The opening and closing versions of James Brown’s Think almost achieve the impossible in coming a cigarette paper away from being even funkier than the Godfather himself, the riff as taut as a suspension bridge and horns squealing behind Marriott’s sandpaper rasp of a voice. Other songs here, not least the dirty rocker Charlene (“Lemme tell ya… when I was rich I was a sonofabitch,” growls Marriott) and the tender blues Midnight Of My Life, sound as if Marriott might even be enjoying himself, unwinding at the end of a long day. While it’s easy to see why their US label did not see the album as commercially viable at the time – especially coming after near-universally disparaging reviews of Street Rats – today it seems like a bit of a classic. It’s certainly far better than Street Rats and, for a band who only really seemed to capture their spirit on live recordings, ranks alongside any of their studio albums.
In fact it’s Marriott’s voice which stands out most on the album. Ravaged by drink and drugs it may have been but its gravelly roar has never sounded finer, whether on RnB stompers like Let Me Be Your Lovemaker or on slow-burning soul and blues like This Ol’ World and Midnight Of My Life. The thought occurs during the opening guitar chords of Rain, which sounds strangely similar to Cindy Incidentally by The Faces, that the only thing stopping Marriott becoming the superstar Rod Stewart became was probably his truculent personality; certainly, in terms of gravel-throated soul singers, there’s little else to set them apart.

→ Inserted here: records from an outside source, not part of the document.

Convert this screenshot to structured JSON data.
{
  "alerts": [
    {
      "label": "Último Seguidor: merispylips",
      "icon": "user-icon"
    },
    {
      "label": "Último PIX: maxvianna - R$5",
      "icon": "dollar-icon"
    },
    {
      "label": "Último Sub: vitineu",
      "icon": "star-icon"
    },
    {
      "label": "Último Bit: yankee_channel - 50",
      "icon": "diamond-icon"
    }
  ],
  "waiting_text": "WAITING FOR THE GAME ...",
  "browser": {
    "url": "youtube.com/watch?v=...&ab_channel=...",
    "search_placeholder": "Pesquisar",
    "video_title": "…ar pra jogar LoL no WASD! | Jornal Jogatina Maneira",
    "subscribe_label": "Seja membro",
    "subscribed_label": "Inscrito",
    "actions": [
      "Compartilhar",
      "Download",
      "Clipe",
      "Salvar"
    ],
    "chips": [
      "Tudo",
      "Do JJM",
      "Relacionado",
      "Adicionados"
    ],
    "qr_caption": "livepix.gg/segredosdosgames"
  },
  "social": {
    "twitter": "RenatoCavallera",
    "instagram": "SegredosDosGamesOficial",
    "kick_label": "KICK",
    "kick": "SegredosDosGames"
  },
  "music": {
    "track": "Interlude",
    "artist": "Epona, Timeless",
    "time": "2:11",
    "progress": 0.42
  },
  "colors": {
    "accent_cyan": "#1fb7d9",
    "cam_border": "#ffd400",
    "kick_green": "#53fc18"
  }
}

A few of the tracks here sound pieced-together from scraps: the bluesy piano tune Good Thing comes in at under two minutes and sounds incomplete, while A Minute Of Your Time also sounds like an unfinished demo with incomplete production. Marriott’s own Charlene could have been a Small Faces tune, and is easily good enough to have made it on to an official Humble Pie release. With Marriott and Ridley’s home-studio demos fleshed out by drummer Shirley and Dave ‘Clem’ Clempson – the ‘second-phase’ line-up after Peter Frampton left – and the addition of horns and keyboards, it’s a fitting addition to the legacy of an underappreciated band from the past.